Semana passada, me encontrei mais uma vez em conversa sobre a supervalorização de fazer faculdade fora. Já não é novidade que vivemos em um ambiente em que estudar fora ainda é visto como o “padrão ouro” do sucesso, pouco se fala sobre um fato que muita gente evita encarar: nem sempre quem vai para o exterior sai na frente. Às vezes, acontece exatamente o contrário. Em alguns casos, quem escolhe estudar no Brasil chega ao mercado de trabalho mais preparado, mais adaptado e até com mais oportunidades concretas de crescimento.

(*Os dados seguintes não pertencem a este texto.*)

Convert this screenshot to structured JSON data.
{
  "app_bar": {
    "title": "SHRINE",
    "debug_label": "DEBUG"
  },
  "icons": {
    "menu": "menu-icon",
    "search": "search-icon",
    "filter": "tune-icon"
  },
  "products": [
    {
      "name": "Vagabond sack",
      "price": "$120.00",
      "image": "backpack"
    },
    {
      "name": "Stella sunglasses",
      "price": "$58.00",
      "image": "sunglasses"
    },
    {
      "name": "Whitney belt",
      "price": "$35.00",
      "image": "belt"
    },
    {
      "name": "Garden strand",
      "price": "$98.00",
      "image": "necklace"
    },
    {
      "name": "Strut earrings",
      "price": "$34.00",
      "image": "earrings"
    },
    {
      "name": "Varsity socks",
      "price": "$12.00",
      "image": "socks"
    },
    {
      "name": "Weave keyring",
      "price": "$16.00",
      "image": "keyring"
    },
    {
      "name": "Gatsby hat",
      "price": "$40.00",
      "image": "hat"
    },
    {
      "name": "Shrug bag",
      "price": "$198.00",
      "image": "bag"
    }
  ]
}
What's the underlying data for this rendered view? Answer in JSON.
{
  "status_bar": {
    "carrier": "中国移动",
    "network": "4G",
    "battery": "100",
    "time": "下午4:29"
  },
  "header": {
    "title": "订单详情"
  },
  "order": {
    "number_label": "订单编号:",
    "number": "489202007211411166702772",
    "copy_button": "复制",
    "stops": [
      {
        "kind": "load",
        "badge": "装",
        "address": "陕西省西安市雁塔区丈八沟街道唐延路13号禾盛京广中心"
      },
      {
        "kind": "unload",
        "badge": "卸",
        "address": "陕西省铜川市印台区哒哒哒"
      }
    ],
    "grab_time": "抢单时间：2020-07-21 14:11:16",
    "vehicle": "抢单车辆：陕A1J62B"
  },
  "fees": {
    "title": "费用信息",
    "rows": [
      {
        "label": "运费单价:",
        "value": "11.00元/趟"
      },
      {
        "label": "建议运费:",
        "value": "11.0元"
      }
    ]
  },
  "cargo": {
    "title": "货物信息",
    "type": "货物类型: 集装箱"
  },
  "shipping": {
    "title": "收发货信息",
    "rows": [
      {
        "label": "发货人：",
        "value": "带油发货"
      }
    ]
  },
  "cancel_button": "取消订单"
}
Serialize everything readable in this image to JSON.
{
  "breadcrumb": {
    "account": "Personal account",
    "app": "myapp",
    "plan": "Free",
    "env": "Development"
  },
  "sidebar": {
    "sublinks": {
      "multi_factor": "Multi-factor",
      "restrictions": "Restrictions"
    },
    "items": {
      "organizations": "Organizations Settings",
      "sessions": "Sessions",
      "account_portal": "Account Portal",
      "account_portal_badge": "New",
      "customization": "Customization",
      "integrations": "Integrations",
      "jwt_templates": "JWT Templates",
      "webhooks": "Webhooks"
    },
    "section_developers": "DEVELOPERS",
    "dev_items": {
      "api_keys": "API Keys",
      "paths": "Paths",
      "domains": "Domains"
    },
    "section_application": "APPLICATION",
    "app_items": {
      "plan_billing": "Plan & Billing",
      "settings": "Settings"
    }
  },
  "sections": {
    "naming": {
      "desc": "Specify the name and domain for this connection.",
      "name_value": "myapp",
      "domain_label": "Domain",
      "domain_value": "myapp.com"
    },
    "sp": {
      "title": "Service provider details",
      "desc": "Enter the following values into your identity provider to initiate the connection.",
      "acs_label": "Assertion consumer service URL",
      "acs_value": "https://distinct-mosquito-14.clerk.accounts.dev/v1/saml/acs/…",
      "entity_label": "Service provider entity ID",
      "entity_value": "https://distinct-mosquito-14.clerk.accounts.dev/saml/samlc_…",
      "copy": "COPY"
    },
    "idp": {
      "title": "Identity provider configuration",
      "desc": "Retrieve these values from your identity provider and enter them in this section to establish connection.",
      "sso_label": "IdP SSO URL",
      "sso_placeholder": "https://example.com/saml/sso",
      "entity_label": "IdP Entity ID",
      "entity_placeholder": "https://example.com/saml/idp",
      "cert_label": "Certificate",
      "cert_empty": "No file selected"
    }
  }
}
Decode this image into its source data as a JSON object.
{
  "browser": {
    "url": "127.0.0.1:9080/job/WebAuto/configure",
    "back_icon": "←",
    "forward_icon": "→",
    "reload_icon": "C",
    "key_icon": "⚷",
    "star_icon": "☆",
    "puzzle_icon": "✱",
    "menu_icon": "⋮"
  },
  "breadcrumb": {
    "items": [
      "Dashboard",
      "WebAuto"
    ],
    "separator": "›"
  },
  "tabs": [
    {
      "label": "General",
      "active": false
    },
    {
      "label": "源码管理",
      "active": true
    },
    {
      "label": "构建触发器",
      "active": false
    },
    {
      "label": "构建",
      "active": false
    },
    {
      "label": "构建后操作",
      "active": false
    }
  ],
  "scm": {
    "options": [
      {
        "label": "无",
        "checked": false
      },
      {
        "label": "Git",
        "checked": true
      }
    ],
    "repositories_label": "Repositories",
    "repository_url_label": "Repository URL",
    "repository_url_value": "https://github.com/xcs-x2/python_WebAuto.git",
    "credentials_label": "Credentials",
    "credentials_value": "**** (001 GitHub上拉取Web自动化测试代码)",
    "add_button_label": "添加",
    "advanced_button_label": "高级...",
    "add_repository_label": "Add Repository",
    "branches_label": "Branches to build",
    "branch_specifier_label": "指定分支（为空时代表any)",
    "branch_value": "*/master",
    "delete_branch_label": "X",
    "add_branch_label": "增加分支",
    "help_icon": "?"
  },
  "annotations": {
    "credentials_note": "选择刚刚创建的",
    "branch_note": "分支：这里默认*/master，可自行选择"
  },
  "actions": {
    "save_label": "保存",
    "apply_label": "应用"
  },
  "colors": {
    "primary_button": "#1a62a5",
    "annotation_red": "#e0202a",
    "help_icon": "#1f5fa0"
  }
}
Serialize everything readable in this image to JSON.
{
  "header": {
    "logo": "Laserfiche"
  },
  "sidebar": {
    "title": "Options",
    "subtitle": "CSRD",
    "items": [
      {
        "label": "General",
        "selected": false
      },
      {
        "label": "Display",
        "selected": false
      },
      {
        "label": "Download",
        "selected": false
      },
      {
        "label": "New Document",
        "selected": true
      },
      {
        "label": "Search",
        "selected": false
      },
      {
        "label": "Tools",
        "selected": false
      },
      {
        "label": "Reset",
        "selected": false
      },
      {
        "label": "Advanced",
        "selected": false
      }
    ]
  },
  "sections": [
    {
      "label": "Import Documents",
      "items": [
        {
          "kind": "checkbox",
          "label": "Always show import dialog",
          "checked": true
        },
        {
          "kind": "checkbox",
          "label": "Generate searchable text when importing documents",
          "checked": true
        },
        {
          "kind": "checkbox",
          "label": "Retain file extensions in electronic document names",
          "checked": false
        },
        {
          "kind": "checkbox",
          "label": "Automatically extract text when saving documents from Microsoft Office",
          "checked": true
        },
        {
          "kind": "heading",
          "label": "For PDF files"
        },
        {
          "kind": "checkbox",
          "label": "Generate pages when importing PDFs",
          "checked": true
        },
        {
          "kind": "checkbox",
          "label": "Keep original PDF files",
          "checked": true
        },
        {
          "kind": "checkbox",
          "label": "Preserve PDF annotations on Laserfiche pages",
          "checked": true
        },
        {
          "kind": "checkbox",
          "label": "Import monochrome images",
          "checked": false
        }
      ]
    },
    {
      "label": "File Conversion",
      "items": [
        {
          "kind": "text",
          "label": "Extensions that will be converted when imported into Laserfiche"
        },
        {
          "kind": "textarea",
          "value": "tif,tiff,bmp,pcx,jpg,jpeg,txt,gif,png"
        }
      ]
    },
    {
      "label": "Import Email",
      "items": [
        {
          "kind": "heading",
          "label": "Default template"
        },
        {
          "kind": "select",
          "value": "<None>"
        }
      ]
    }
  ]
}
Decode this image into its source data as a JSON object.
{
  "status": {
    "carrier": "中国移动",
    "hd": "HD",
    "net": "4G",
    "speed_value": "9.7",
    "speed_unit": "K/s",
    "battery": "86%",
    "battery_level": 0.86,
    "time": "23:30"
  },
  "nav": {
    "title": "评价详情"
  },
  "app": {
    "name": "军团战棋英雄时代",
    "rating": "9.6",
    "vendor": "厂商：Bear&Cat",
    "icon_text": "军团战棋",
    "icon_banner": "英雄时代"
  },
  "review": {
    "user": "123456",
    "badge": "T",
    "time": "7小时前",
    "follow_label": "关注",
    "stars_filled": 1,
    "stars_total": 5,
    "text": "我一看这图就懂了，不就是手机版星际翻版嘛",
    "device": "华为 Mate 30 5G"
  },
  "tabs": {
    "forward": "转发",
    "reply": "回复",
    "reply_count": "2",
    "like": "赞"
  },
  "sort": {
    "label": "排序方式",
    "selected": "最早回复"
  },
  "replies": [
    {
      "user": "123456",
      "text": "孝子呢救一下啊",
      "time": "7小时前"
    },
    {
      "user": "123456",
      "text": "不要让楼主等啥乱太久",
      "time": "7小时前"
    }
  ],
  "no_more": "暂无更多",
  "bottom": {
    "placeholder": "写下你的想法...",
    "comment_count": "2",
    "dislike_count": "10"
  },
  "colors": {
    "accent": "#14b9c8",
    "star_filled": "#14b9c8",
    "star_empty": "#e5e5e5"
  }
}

Parece contra intuitivo, eu sei. Afinal, crescemos ouvindo que universidades americanas são o ápice da formação acadêmica, que o networking lá fora é incomparável e que o diploma internacional abre qualquer porta. E, sim, tudo isso pode ser verdade, mas não é toda a história. Porque o mercado não funciona só com prestígio. Ele funciona com contexto, prática e capacidade de execução.
No Brasil, muitas universidades acabam formando profissionais que entram mais cedo em contato com a realidade do mercado local. Estágios começam antes, a responsabilidade vem mais rápido, e a necessidade de “se virar” desenvolve uma autonomia que não se aprende em sala de aula. Enquanto alguns estudantes no exterior ainda estão explorando possibilidades, muitos aqui já estão trabalhando, errando, aprendendo e construindo repertório real.
Além disso, existe um fator que raramente entra na conversa: proximidade com o ecossistema. Estar no Brasil durante a faculdade significa estar inserido no mesmo ambiente em que você provavelmente vai construir sua carreira. Significa entender as dinâmicas culturais, econômicas e sociais do país. Significa criar conexões que fazem sentido no longo prazo, não só contatos bonitos no LinkedIn, mas relações que se traduzem em oportunidades reais.
E isso faz diferença. Muita diferença.
Não é incomum ver pessoas que estudaram fora voltando para o Brasil com um currículo impressionante, mas com dificuldade de se posicionar no mercado local. Falta referência, falta vivência, falta entender como as coisas realmente funcionam aqui. Enquanto isso, quem estudou no Brasil já conhece o terreno, já testou caminhos e, muitas vezes, já construiu uma trajetória consistente desde cedo.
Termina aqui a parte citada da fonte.